Wednesday, December 9, 2009

snapshot: tofu with spicy scallion and sesame sauce

tofu with spicy sesame and scallion sauce
i spend a lot of time cooking
intricate, million-step dishes that
make me very proud,
and usually, very tired.
the other times? i want quick
and simple options, that allow
me to sit for a few minutes when
i get home from work, and not
have to run into the kitchen,
crossing my fingers that we
eat before 10 pm.

this korean tofu is exactly
that - the longest part comes
from draining and blotting
the block of firm tofu,
which involves patience,
not skill or good form.
that's when i usually rest
(i.e. change my clothes
and watch ellen on dvr).
next, the tofu can be pan-seared
or boiled gently in water.
it's up to you and your mood.

while that's happening,
i sprinkle 2 large cloves garlic with
a large pinch of salt and let it sit 5 minutes,
before mashing them together until a paste forms.
then, in a small bowl, i whisk the paste
with 2 teaspoons of toasted sesame seeds
that have been crushed with a heavy knife,
1/4 cup thinly sliced scallions,
3 tablespoons low-sodium soy sauce,
1 tablespoon asian sesame oil,
1 teaspoon red pepper flakes
and 1/2 teaspoon sugar.*

when the tofu is ready, i spoon the spicy,
garlicky and nutty sauce over the tofu
and serve it next to some greens or
brown rice. if i'm feeling ambitious,
both sides make it to the plate,
but really, that's not what nights
like these are about.

*this sauce is yet another reason - on a very, very long list - why i am so sad to lose gourmet. the original, unadapted version of this recipe can be found here.
spicy sesame and scallion sauce

2 comments:

Anonymous said...

I'm allergic to tofu, and while that usually doesn't bother me much, I'm sad not to be able to try this (sad too, because of Gourmet---but did you know that Francis Lam is now at Salon.com and Barry Estabrook writes a food blog now called Politics of the place?
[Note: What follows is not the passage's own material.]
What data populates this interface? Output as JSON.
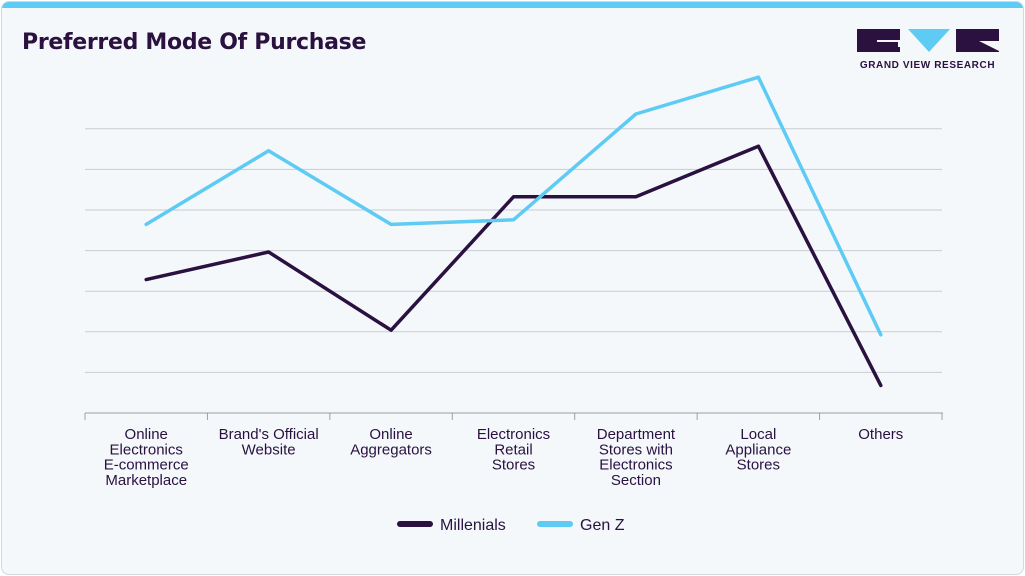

Don't know if any other Gourment writers have found work elsewhere..)

brooke said...

i'm a huge fan of tofu, but for this recipe, i believe it's the sauce that makes the whole thing work. i bet it would taste just as delicious on shrimp, vegetables (like zucchini and eggplant) or chicken. i've never tried before, but i think i would marinate with half the mixture (without the suar) before cooking, then stir half the amount of sugar in and drizzle with the rest.